Ontario civil | Business Associations | Specific matters of corporate organization | Shareholders
Plaintiff owned less than .015 per cent of shares of defendant publicly-traded corporation. Plaintiff’s motion for leave to bring derivative action in name of corporation pursuant to s. 246 of Business Corporations Act was dismissed. Plaintiff appealed. Appeal dismissed. Motion judge found that derivative action did not appear to be in interests of corporation, and motion judge did not err in his overall focus on maximization of value of corporation. Motion judge used language of s. 246, referring to “interests of corporation”, and expressed opinion there was no significant difference in language of s. 246 and language of “best interests” in federal legislation; there was no error.
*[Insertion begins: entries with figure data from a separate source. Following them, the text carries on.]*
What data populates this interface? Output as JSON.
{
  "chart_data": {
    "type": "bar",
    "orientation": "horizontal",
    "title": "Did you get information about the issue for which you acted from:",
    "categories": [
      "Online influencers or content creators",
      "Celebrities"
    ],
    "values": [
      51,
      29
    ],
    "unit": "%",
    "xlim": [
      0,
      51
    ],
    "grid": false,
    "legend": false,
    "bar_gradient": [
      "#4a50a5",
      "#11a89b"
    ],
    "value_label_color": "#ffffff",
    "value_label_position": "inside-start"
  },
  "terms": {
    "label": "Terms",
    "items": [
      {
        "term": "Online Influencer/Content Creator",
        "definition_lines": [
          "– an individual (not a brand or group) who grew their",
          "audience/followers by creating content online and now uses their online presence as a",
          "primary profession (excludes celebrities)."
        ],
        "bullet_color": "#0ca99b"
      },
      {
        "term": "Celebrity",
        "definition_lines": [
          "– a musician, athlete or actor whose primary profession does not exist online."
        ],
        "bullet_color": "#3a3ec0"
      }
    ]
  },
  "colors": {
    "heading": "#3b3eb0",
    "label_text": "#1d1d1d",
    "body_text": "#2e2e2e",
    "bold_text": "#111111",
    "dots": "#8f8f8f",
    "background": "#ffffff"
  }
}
Motion judge considered benefit of shareholder oversight, and other appropriate and relevant factors. Motion judge did not improperly consider size of plaintiff’s shareholdings, absence of participation by other shareholders and existence of alternative personal action; these were all relevant factors. Decision was discretionary, there was no error of law or principle, there was no palpable and overriding error of fact, and deference was owed.
Melnyk v. Acerus Pharmaceuticals Corporation (2018), 2018 CarswellOnt 3115, 2018 ONSC 1353, Swinton J., Linhares de Sousa J., and Kurke J. (Ont. Div. Ct.); affirmed (2017), 2017 CarswellOnt 2622, 2017 ONSC 1285, H.J. Wilton-Siegel J. (Ont. S.C.J.).